Usually the detectors come with a do and don't sheet.

They caution about being at least 6" away from a wall or ceiling, to avoid dead air space.


Or too close to an air duct

No danger of that here.


----------



## chicken steve (Mar 22, 2011)

iirc, we're 36" here

we usually position smokes close to doors , which takes care of this anyways, but there's always that 'closet bedroom' that's a challenge!

~CS~


----------



## Chris1971 (Dec 27, 2010)

These smoke detectors are an existing installation. Installing the ceiling fans will make the detectors directly under the the ceiling fan blades. So, building code is 36" from ceiling fan blades?


----------



## MTW (Aug 28, 2013)

Chris1971 said:


> These smoke detectors are an existing installation. Installing the ceiling fans will make the detectors directly under the the ceiling fan blades. So, building code is 36" from ceiling fan blades?


Yes. Check the instruction manual that comes with the smokes. It spells all that out.


----------



## Chris1971 (Dec 27, 2010)

MTW said:


> Yes. Check the instruction manual that comes with the smokes. It spells all that out.


I don't have the instruction manual but, I'm sure I'll find one for verification purposes. Thanks.:thumbup:


----------



## MTW (Aug 28, 2013)

Chris1971 said:


> I don't have the instruction manual but, I'm sure I'll find one for verification purposes. Thanks.:thumbup:


Do you have a smoke on your van or in your shop? It's also available online.


----------



## chicken steve (Mar 22, 2011)

Google firex Chris

~CS~


----------



## Chris1971 (Dec 27, 2010)

Found it. Not within 3' of ceiling fans.


:thumbup:


Ibtl.......:whistling2::laughing:


----------



## The_Modifier (Oct 24, 2009)

Chris1971 said:


> Ibtl.......:whistling2::laughing:


Troll.....






































:jester::laughing:


----------



## FrunkSlammer (Aug 31, 2013)

Chris1971 said:


> Found it. Not within 3' of ceiling fans.


Guess you won't be getting this job.. guess I'll go bid it.

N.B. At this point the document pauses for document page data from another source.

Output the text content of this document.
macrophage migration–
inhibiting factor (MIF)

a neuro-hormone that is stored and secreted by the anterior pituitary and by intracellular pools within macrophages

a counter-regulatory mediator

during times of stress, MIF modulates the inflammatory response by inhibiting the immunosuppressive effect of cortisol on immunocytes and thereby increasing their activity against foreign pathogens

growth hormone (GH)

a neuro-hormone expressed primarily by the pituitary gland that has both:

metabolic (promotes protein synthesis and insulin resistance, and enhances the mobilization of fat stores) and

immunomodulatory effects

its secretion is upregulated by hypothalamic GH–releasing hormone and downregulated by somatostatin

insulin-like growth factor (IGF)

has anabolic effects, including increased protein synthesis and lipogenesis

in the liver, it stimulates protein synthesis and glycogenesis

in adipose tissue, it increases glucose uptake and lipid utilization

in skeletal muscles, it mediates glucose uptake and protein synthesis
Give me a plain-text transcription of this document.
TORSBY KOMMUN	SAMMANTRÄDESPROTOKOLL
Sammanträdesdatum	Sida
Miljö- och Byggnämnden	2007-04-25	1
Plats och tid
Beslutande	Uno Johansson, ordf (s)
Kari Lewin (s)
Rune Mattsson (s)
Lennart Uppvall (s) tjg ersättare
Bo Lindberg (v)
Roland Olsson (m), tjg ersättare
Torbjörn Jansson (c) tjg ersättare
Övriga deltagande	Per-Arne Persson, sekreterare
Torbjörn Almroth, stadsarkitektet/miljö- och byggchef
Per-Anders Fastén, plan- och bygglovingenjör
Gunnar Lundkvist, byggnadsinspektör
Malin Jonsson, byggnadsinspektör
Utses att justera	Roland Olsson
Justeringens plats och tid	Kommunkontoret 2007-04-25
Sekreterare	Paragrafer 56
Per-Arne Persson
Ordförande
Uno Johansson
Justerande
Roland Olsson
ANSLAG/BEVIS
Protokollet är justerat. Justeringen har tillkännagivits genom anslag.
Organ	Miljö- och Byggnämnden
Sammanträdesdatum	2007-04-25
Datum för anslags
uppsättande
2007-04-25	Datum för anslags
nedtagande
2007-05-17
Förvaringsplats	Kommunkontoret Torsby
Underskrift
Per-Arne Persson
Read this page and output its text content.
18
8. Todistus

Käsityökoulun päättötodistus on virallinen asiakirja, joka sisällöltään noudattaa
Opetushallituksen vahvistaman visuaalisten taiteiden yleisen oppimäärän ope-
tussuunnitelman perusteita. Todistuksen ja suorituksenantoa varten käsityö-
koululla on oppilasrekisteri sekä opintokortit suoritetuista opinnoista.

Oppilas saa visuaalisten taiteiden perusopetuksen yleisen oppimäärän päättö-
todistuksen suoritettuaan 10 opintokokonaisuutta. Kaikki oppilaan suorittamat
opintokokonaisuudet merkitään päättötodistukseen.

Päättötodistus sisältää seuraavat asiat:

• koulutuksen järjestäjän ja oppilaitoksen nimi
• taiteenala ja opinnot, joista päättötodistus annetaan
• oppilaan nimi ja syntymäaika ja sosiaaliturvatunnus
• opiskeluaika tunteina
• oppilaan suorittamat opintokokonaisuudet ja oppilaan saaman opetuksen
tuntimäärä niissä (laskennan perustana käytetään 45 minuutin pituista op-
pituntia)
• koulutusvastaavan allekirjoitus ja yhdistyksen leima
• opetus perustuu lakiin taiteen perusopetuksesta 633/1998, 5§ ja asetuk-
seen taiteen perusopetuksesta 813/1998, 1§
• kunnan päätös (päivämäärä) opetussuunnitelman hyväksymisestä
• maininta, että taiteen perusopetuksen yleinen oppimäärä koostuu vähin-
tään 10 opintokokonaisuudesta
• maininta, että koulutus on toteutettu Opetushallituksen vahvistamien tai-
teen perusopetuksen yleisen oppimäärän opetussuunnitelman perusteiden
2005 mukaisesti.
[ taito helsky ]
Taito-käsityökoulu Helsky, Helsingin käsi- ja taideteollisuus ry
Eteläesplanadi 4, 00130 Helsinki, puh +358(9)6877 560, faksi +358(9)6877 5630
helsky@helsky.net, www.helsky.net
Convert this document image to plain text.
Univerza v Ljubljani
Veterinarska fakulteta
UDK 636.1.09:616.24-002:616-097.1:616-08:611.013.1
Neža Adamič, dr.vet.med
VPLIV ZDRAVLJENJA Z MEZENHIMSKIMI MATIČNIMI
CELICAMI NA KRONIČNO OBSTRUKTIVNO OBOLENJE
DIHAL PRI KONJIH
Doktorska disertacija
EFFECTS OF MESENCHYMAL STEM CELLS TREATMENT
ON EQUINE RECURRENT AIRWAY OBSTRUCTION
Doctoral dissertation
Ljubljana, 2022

NO PROBLEM HERE! :thumbup:


----------



## LARMGUY (Aug 22, 2010)

FrunkSlammer said:


> Guess you won't be getting this job.. guess I'll go bid it.
> 
> NO PROBLEM HERE! :thumbup:


Hang it on the wall and be done with it.


----------



## The_Modifier (Oct 24, 2009)

LARMGUY said:


> Hang it on the wall and be done with it.


Don't be silly, everyone knows why they call them *CEILING* fans :jester::laughing:


----------



## LARMGUY (Aug 22, 2010)

The_Modifier said:


> Don't be silly, everyone knows why they call them *CEILING* fans :jester::laughing:


Oh har de har har!


----------